Henry Wallace – Address from Madison Square Garden – March 31, 1947 – ABC Radio – Gordon Skene Sound Collection –

Henry Wallace, 45th vice-President of the United States until 1945 was a fervent New Dealer who eventually campaigned for President on the Progressive Party ticket in 1948. After being dropped from the ticket for Roosevelt’s Fourth term, Roosevelt appointed Wallace to be Secretary of Commerce in January 1945, shortly before Roosevelt’s death, as a sort of consolation prize for losing the vice presidency. Wallace’s nomination prompted an intense debate. During his confirmation hearings before the Senate Judiciary Committee in early January 1945, Wallace “called to a guaranteed annual minimum wage for all employees, maintenance of high wartime wages in the postwar era, and automatic government pump-priming to be triggered whenever the number of jobs in the nation fell below 57 million. For both supporters and opponents, therefore, Wallace’s nomination was a symbol of the Administration’s intent to resume New Deal reform, with its emphasis on Executive leadership, at war’s end.” Senate conservatives tried to stymie Wallace’s prospective future powers through a measure, proposed by Walter F. George, to remove the Federal Loan Administration—and therefore the Reconstruction Finance Corporation and its $32 billion in lending authority—from the Commerce Department. This measure was adopted. Some conservatives, such as Harry F. Byrd and Josiah Bailey, sought to defeat Wallace’s nomination altogether; Bailey made a motion on February 1 to immediately proceed to the nomination, “in the belief that if the powers of the Commerce Department were not diminished, Henry Wallace would never win confirmation.” The motion was defeated on a 42-42 vote, however, and the George bill was approved before the Wallace nomination came to the floor.
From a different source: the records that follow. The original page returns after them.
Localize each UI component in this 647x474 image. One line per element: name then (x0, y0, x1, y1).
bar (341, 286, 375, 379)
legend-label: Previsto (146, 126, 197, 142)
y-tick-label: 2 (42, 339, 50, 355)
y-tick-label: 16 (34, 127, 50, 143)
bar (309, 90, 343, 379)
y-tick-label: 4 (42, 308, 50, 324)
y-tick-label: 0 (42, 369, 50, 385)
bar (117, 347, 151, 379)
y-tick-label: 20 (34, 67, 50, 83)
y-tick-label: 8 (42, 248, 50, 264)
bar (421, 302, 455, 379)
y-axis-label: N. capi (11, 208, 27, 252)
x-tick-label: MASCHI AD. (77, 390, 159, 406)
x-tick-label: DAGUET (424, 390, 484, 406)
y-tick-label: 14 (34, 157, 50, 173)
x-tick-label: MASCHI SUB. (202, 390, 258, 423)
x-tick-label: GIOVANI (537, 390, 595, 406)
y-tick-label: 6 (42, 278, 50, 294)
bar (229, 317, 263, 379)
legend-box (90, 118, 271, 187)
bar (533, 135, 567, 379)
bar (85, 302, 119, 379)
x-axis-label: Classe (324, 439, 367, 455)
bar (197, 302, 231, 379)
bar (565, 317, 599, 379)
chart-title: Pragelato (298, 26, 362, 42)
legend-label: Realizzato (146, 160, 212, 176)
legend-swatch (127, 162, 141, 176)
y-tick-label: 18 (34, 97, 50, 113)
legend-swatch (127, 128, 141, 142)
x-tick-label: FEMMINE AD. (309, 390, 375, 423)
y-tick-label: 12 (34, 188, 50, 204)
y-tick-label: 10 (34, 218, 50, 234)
On March 1, 1945, Wallace was confirmed by a vote of 56-31. Five Democrats, four of whom were Southern Democrats, voted against Wallace’s confirmation.

The outspoken Wallace continued to be controversial, exasperating conservatives and moderates, and even, at times, his allies. His conservative opponents were infuriated when Wallace objected that a militaristic stance toward the Soviet Union was likely to be counterproductive, while his left-leaning audiences booed when he criticized the Soviets.[41] In a speech delivered on April 12, 1946, Wallace distanced himself from the United States’ former wartime allies, stating that “aside from our common language and common literary tradition, we have no more in common with Imperialistic England than with Communist Russia.” Historian Tony Judt (who calls Wallace “notoriously ‘soft’ on Communism”), notes that at the time such “distaste for American involvement with Britain and Europe was widely shared across the political spectrum.” Most Americans, he writes, wanted neither European alliances nor expected American troops to be stationed overseas. For a time, Truman himself appeared undecided. By September 1946, however, Truman had fired Wallace, the last of FDR’s appointees still in office, having dismissed all of the others in the first 12 months of his presidency. Wallace is the last former vice president to serve in a president’s cabinet.
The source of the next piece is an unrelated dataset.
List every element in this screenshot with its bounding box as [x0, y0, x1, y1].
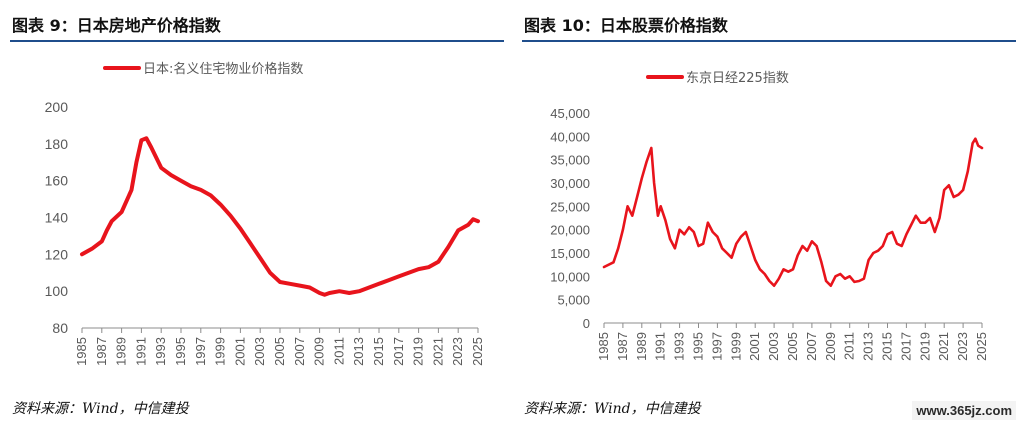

Following his term as Secretary of Commerce, Wallace became the editor of The New Republic magazine, which he used as a platform to oppose Truman’s foreign policies. On the declaration of the Truman Doctrine in 1947, he predicted it would mark the beginning of “a century of fear”.
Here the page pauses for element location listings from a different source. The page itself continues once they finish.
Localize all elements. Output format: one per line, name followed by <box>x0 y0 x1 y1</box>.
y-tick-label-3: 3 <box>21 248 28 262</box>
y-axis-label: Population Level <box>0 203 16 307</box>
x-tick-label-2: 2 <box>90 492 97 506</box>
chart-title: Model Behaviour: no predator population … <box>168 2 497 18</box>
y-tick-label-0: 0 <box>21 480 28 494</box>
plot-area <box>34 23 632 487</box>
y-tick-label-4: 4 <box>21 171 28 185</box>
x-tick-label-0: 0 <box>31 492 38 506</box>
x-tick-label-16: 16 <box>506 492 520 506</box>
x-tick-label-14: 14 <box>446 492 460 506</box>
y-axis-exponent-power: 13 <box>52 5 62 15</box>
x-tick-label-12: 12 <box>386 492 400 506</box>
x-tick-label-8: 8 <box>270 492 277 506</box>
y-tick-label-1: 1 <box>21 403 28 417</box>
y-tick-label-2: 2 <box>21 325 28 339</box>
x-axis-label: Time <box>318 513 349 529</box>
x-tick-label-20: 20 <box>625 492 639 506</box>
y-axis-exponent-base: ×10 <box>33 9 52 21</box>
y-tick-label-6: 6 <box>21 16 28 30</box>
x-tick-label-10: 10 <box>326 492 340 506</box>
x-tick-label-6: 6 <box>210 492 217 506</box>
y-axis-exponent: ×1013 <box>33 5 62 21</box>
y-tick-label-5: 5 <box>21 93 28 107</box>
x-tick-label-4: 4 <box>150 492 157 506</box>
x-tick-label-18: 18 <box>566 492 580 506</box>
On March 31, 1947, Henry Wallace addressed a crowd at Madison Square Garden in New York:

Henry Wallace: “We are here tonight because we want peace. The world cries out, not for an American crusade in the name of hatred and fear of communism, but for a world crusade in the name of brotherhood of man. The name of crisis facts is withheld, time is denied, hysteria is whipped up, congress is asked to rush through a momentous decision, as if great armies were already on the march. I hear no armies marching. I hear a world crying out for peace. The truth is that the president and his republican backers are less concerned with the need of the free people, for food than with the need of the American navy for oil. The plan to contain communism is really secondary to the push for oil. For every glamorous admiral, who boasts “it’s nobody’s damn business where we go”, there are 10 drab but practical procurement officers to add “and we’ll get there with the oil from the middle east.” If we took the matter to the United Nations, and the Russians exercised their veto, the moral burden would be on them. When we act independently, outside the framework of the United Nations, the moral burden is on us”.